I mean, one of the things that I love so much about teaching is the fact that it allows me to use some many of my passions: talking, reading,writing, drawing, etc…But after a few years of teaching, I soon found that I really longed for other outlets for my other interests.
For instance, I like talking to adults, and I long for it sometimes. I enjoy mentoring teachers, passing on what I’ve learned and helping them with their own practice. And, in so doing, I improve my own. For based on my own experience, I’ve noticed how recharged my own batteries get after touching education outside of the classroom in some way. And, as a consequence, I return to my students stronger.
In fact, I beg to differ with the study’s worry that hybrid teaching might lead to burnout. I, for one, see myself as leaving the classroom if I don’t one day find a hybrid role to fulfill me, to keep me stimulated. According to the study, I might fall under their 42% of teachers who want combination roles in education who are “less than very satisfied teachers.” But it’s not that teaching in the classroom isn’t satisfying or fulfilling. It’s just that I’m like my students. Sometimes I need to mix it up to be at my best.
I also have to take issue with this fact that there are “less than very satisfied teachers” and “very satisfied teachers.” What teacher who is reflective, growing in his or her own practice, challenging themselves and their students, working towards bridging that achievement gap and teaching toward the students’ futures is very satisfied right now? In fact, in my experience, the teachers who are totally happy with the way things are are not the ones we should be applauding as success stories. Sure there are the 30-year teachers out there who love teaching with their heart and soul. And I am in awe of them. But even they don’t seem so satisfied these days. So I question the variables used to determine this ambiguous state of mind and the fact that they implicate dissatisfied teachers as somehow wanting out.
In fact, I think that the mere fact that a “less than very satisfied teacher” is still looking for ways to remain in education in a positive way despite their frustrations says a lot about their dedication to the profession. The structure of ed needs to work with us to retain the best in each of us.
There are needs in education that aren’t being filled by those outside of education. We’ve all been to professional development that is empty and meaningless. We’ve all had teachers and trainers, many in our own teacher prep programs, who have distanced themselves from the classroom so much so that their teachings have become antiquated and lite in their message. (You can read about teacher prep program staffing in my Part 2 post on the topic here.)
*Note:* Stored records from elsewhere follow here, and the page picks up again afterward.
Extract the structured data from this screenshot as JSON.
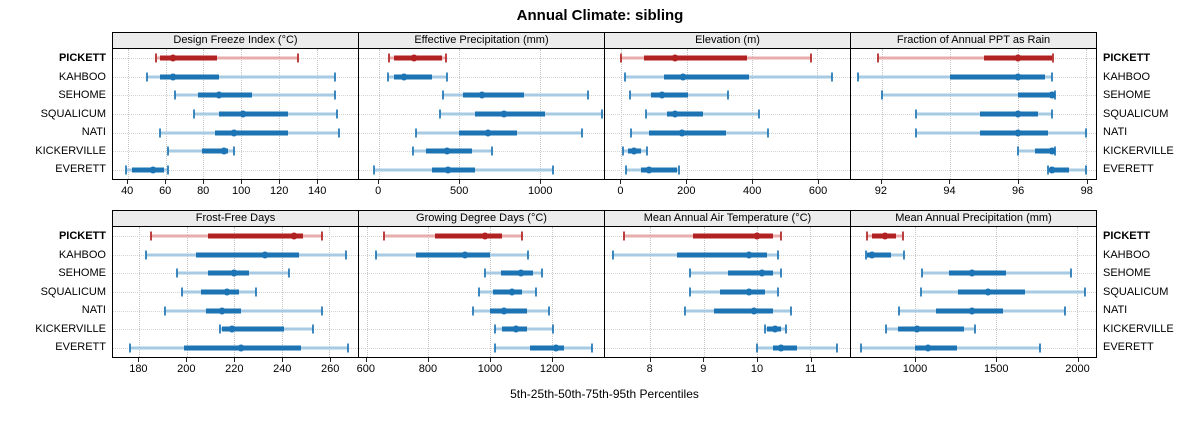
{
  "title": "Annual Climate: sibling",
  "caption": "5th-25th-50th-75th-95th Percentiles",
  "stations": [
    "PICKETT",
    "KAHBOO",
    "SEHOME",
    "SQUALICUM",
    "NATI",
    "KICKERVILLE",
    "EVERETT"
  ],
  "highlight_station": "PICKETT",
  "colors": {
    "blue": "#1C74B4",
    "blue_light": "#A6CBE3",
    "red": "#B22222",
    "red_light": "#E8ACAC",
    "strip_bg": "#ECECEC",
    "grid": "#C6C6C6",
    "frame": "#000000"
  },
  "chart_data": {
    "type": "scatter",
    "variant": "percentile-range-dotplot",
    "title": "Annual Climate: sibling",
    "xlabel": "5th-25th-50th-75th-95th Percentiles",
    "legend": "none",
    "grid": "dotted",
    "categories": [
      "PICKETT",
      "KAHBOO",
      "SEHOME",
      "SQUALICUM",
      "NATI",
      "KICKERVILLE",
      "EVERETT"
    ],
    "percentile_order": [
      "p5",
      "p25",
      "p50",
      "p75",
      "p95"
    ],
    "panels": [
      {
        "title": "Design Freeze Index (°C)",
        "row": 1,
        "domain": [
          32,
          162
        ],
        "ticks": [
          40,
          60,
          80,
          100,
          120,
          140
        ],
        "values": [
          [
            55,
            57,
            64,
            87,
            130
          ],
          [
            50,
            57,
            64,
            88,
            150
          ],
          [
            65,
            77,
            88,
            106,
            150
          ],
          [
            75,
            88,
            101,
            125,
            151
          ],
          [
            57,
            86,
            96,
            125,
            152
          ],
          [
            61,
            79,
            91,
            93,
            96
          ],
          [
            39,
            42,
            53,
            59,
            61
          ]
        ]
      },
      {
        "title": "Effective Precipitation (mm)",
        "row": 1,
        "domain": [
          -125,
          1400
        ],
        "ticks": [
          0,
          500,
          1000
        ],
        "values": [
          [
            60,
            95,
            215,
            390,
            415
          ],
          [
            55,
            90,
            155,
            330,
            420
          ],
          [
            400,
            520,
            640,
            900,
            1300
          ],
          [
            380,
            600,
            780,
            1030,
            1390
          ],
          [
            230,
            500,
            680,
            860,
            1260
          ],
          [
            210,
            290,
            420,
            580,
            700
          ],
          [
            -30,
            330,
            430,
            600,
            1080
          ]
        ]
      },
      {
        "title": "Elevation (m)",
        "row": 1,
        "domain": [
          -50,
          700
        ],
        "ticks": [
          0,
          200,
          400,
          600
        ],
        "values": [
          [
            0,
            70,
            165,
            385,
            580
          ],
          [
            10,
            130,
            190,
            390,
            645
          ],
          [
            25,
            90,
            125,
            205,
            325
          ],
          [
            75,
            140,
            165,
            250,
            420
          ],
          [
            30,
            85,
            185,
            320,
            450
          ],
          [
            5,
            20,
            38,
            60,
            80
          ],
          [
            15,
            60,
            85,
            170,
            175
          ]
        ]
      },
      {
        "title": "Fraction of Annual PPT as Rain",
        "row": 1,
        "domain": [
          91.1,
          98.3
        ],
        "ticks": [
          92,
          94,
          96,
          98
        ],
        "values": [
          [
            91.9,
            95.0,
            96.0,
            97.0,
            97.05
          ],
          [
            91.3,
            94.0,
            96.0,
            96.8,
            97.0
          ],
          [
            92.0,
            96.0,
            97.0,
            97.05,
            97.1
          ],
          [
            93.0,
            94.9,
            96.0,
            96.6,
            97.0
          ],
          [
            93.0,
            94.9,
            96.0,
            96.9,
            98.0
          ],
          [
            96.0,
            96.5,
            97.0,
            97.05,
            97.1
          ],
          [
            96.9,
            96.95,
            97.0,
            97.5,
            98.0
          ]
        ]
      },
      {
        "title": "Frost-Free Days",
        "row": 2,
        "domain": [
          169,
          272
        ],
        "ticks": [
          180,
          200,
          220,
          240,
          260
        ],
        "values": [
          [
            185,
            209,
            245,
            249,
            257
          ],
          [
            183,
            204,
            233,
            247,
            267
          ],
          [
            196,
            209,
            220,
            226,
            243
          ],
          [
            198,
            206,
            217,
            222,
            229
          ],
          [
            191,
            208,
            215,
            223,
            257
          ],
          [
            214,
            215,
            219,
            241,
            253
          ],
          [
            176,
            199,
            223,
            248,
            268
          ]
        ]
      },
      {
        "title": "Growing Degree Days (°C)",
        "row": 2,
        "domain": [
          575,
          1370
        ],
        "ticks": [
          600,
          800,
          1000,
          1200
        ],
        "values": [
          [
            655,
            820,
            985,
            1040,
            1105
          ],
          [
            630,
            760,
            920,
            1000,
            1125
          ],
          [
            985,
            1035,
            1100,
            1140,
            1170
          ],
          [
            965,
            1010,
            1070,
            1105,
            1150
          ],
          [
            945,
            1000,
            1045,
            1120,
            1190
          ],
          [
            1015,
            1040,
            1085,
            1120,
            1205
          ],
          [
            1015,
            1130,
            1215,
            1240,
            1330
          ]
        ]
      },
      {
        "title": "Mean Annual Air Temperature (°C)",
        "row": 2,
        "domain": [
          7.15,
          11.75
        ],
        "ticks": [
          8,
          9,
          10,
          11
        ],
        "values": [
          [
            7.5,
            8.8,
            10.0,
            10.3,
            10.45
          ],
          [
            7.3,
            8.5,
            9.85,
            10.2,
            10.4
          ],
          [
            8.75,
            9.45,
            10.1,
            10.3,
            10.45
          ],
          [
            8.75,
            9.3,
            9.85,
            10.15,
            10.4
          ],
          [
            8.65,
            9.2,
            9.95,
            10.3,
            10.65
          ],
          [
            10.15,
            10.2,
            10.35,
            10.45,
            10.55
          ],
          [
            10.0,
            10.3,
            10.45,
            10.75,
            11.5
          ]
        ]
      },
      {
        "title": "Mean Annual Precipitation (mm)",
        "row": 2,
        "domain": [
          600,
          2120
        ],
        "ticks": [
          1000,
          1500,
          2000
        ],
        "values": [
          [
            700,
            730,
            810,
            880,
            925
          ],
          [
            690,
            700,
            730,
            850,
            930
          ],
          [
            1040,
            1210,
            1350,
            1560,
            1965
          ],
          [
            1035,
            1265,
            1450,
            1680,
            2050
          ],
          [
            900,
            1130,
            1350,
            1540,
            1925
          ],
          [
            820,
            890,
            1010,
            1300,
            1370
          ],
          [
            660,
            1000,
            1075,
            1260,
            1770
          ]
        ]
      }
    ]
  }
}
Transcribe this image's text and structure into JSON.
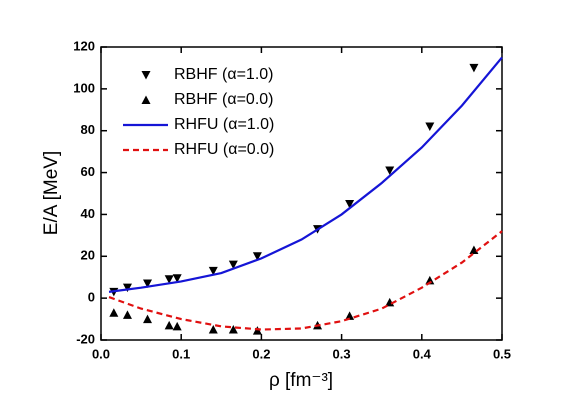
{
  "chart_data": {
    "type": "line",
    "xlabel": "ρ [fm⁻³]",
    "ylabel": "E/A  [MeV]",
    "xlim": [
      0,
      0.5
    ],
    "ylim": [
      -20,
      120
    ],
    "xticks": [
      {
        "value": 0,
        "label": "0.0"
      },
      0.1,
      0.2,
      0.3,
      0.4,
      0.5
    ],
    "yticks": [
      -20,
      0,
      20,
      40,
      60,
      80,
      100,
      120
    ],
    "legend": "upper-left",
    "series": [
      {
        "name": "RBHF (α=1.0)",
        "style": "marker-down",
        "color": "#000000",
        "x": [
          0.016,
          0.033,
          0.058,
          0.085,
          0.095,
          0.14,
          0.165,
          0.195,
          0.27,
          0.31,
          0.36,
          0.41,
          0.465
        ],
        "values": [
          3,
          5,
          7,
          9,
          9.5,
          13,
          16,
          20,
          33,
          45,
          61,
          82,
          110
        ]
      },
      {
        "name": "RBHF (α=0.0)",
        "style": "marker-up",
        "color": "#000000",
        "x": [
          0.016,
          0.033,
          0.058,
          0.085,
          0.095,
          0.14,
          0.165,
          0.195,
          0.27,
          0.31,
          0.36,
          0.41,
          0.465
        ],
        "values": [
          -7,
          -8,
          -10,
          -13,
          -13.5,
          -15,
          -15,
          -15.5,
          -13,
          -8.5,
          -2,
          8.5,
          23
        ]
      },
      {
        "name": "RHFU (α=1.0)",
        "style": "solid",
        "color": "#1515d6",
        "x": [
          0.01,
          0.05,
          0.1,
          0.15,
          0.2,
          0.25,
          0.3,
          0.35,
          0.4,
          0.45,
          0.5
        ],
        "values": [
          3,
          5,
          8,
          12,
          19,
          28,
          40,
          55,
          72,
          92,
          115
        ]
      },
      {
        "name": "RHFU (α=0.0)",
        "style": "dashed",
        "color": "#e01010",
        "x": [
          0.01,
          0.05,
          0.1,
          0.15,
          0.2,
          0.25,
          0.3,
          0.35,
          0.4,
          0.45,
          0.5
        ],
        "values": [
          0.5,
          -5,
          -10,
          -13.5,
          -15,
          -14.5,
          -11,
          -5,
          5,
          17,
          32
        ]
      }
    ]
  }
}
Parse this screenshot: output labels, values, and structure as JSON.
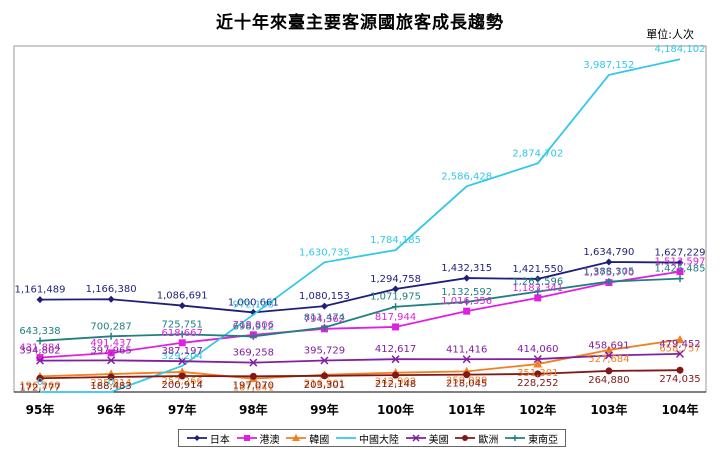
{
  "chart_data": {
    "type": "line",
    "title": "近十年來臺主要客源國旅客成長趨勢",
    "unit_label": "單位:人次",
    "categories": [
      "95年",
      "96年",
      "97年",
      "98年",
      "99年",
      "100年",
      "101年",
      "102年",
      "103年",
      "104年"
    ],
    "ylim": [
      0,
      4300000
    ],
    "grid": false,
    "legend_position": "bottom",
    "series": [
      {
        "name": "日本",
        "color": "#1f1f7a",
        "marker": "diamond",
        "values": [
          1161489,
          1166380,
          1086691,
          1000661,
          1080153,
          1294758,
          1432315,
          1421550,
          1634790,
          1627229
        ],
        "labels": [
          "1,161,489",
          "1,166,380",
          "1,086,691",
          "1,000,661",
          "1,080,153",
          "1,294,758",
          "1,432,315",
          "1,421,550",
          "1,634,790",
          "1,627,229"
        ]
      },
      {
        "name": "港澳",
        "color": "#e020e0",
        "marker": "square",
        "values": [
          431884,
          491437,
          618667,
          718806,
          794362,
          817944,
          1016356,
          1183341,
          1375770,
          1513597
        ],
        "labels": [
          "431,884",
          "491,437",
          "618,667",
          "718,806",
          "794,362",
          "817,944",
          "1,016,356",
          "1,183,341",
          "1,375,770",
          "1,513,597"
        ]
      },
      {
        "name": "韓國",
        "color": "#f08020",
        "marker": "triangle",
        "values": [
          196260,
          225814,
          252266,
          167641,
          216901,
          242902,
          259089,
          351301,
          527684,
          658757
        ],
        "labels": [
          "196,260",
          "225,814",
          "252,266",
          "167,641",
          "216,901",
          "242,902",
          "259,089",
          "351,301",
          "527,684",
          "658,757"
        ]
      },
      {
        "name": "中國大陸",
        "color": "#33c8e8",
        "marker": "none",
        "values": [
          0,
          0,
          329204,
          972123,
          1630735,
          1784185,
          2586428,
          2874702,
          3987152,
          4184102
        ],
        "labels": [
          "0",
          "0",
          "329,204",
          "972,123",
          "1,630,735",
          "1,784,185",
          "2,586,428",
          "2,874,702",
          "3,987,152",
          "4,184,102"
        ]
      },
      {
        "name": "美國",
        "color": "#8020a0",
        "marker": "x",
        "values": [
          394802,
          397965,
          387197,
          369258,
          395729,
          412617,
          411416,
          414060,
          458691,
          479452
        ],
        "labels": [
          "394,802",
          "397,965",
          "387,197",
          "369,258",
          "395,729",
          "412,617",
          "411,416",
          "414,060",
          "458,691",
          "479,452"
        ]
      },
      {
        "name": "歐洲",
        "color": "#801818",
        "marker": "circle",
        "values": [
          172777,
          188483,
          200914,
          197070,
          203301,
          212148,
          218045,
          228252,
          264880,
          274035
        ],
        "labels": [
          "172,777",
          "188,483",
          "200,914",
          "197,070",
          "203,301",
          "212,148",
          "218,045",
          "228,252",
          "264,880",
          "274,035"
        ]
      },
      {
        "name": "東南亞",
        "color": "#208080",
        "marker": "plus",
        "values": [
          643338,
          700287,
          725751,
          698912,
          811474,
          1071975,
          1132592,
          1261596,
          1388305,
          1425485
        ],
        "labels": [
          "643,338",
          "700,287",
          "725,751",
          "698,912",
          "811,474",
          "1,071,975",
          "1,132,592",
          "1,261,596",
          "1,388,305",
          "1,425,485"
        ]
      }
    ]
  }
}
But there must be an evolution in our profession. The Metlife Survey claims that a percent of teachers are happy with their job. But how long will that last when schools become more and more like prisons for both student and teacher alike? How long will that satisfaction last when we are all expected to be lock-step in our progression through our lessons, our units, and our careers? What will happen if we aren’t proactive and aggressive in styling our profession on the abilities and strengths of those within the profession?
What will happen if we don’t differentiate our professional paths?
If teaching is about the best and the brightest, it must provide an outlet for that which makes a person unique in their abilities. After all, only the best and the brightest can help produce the same.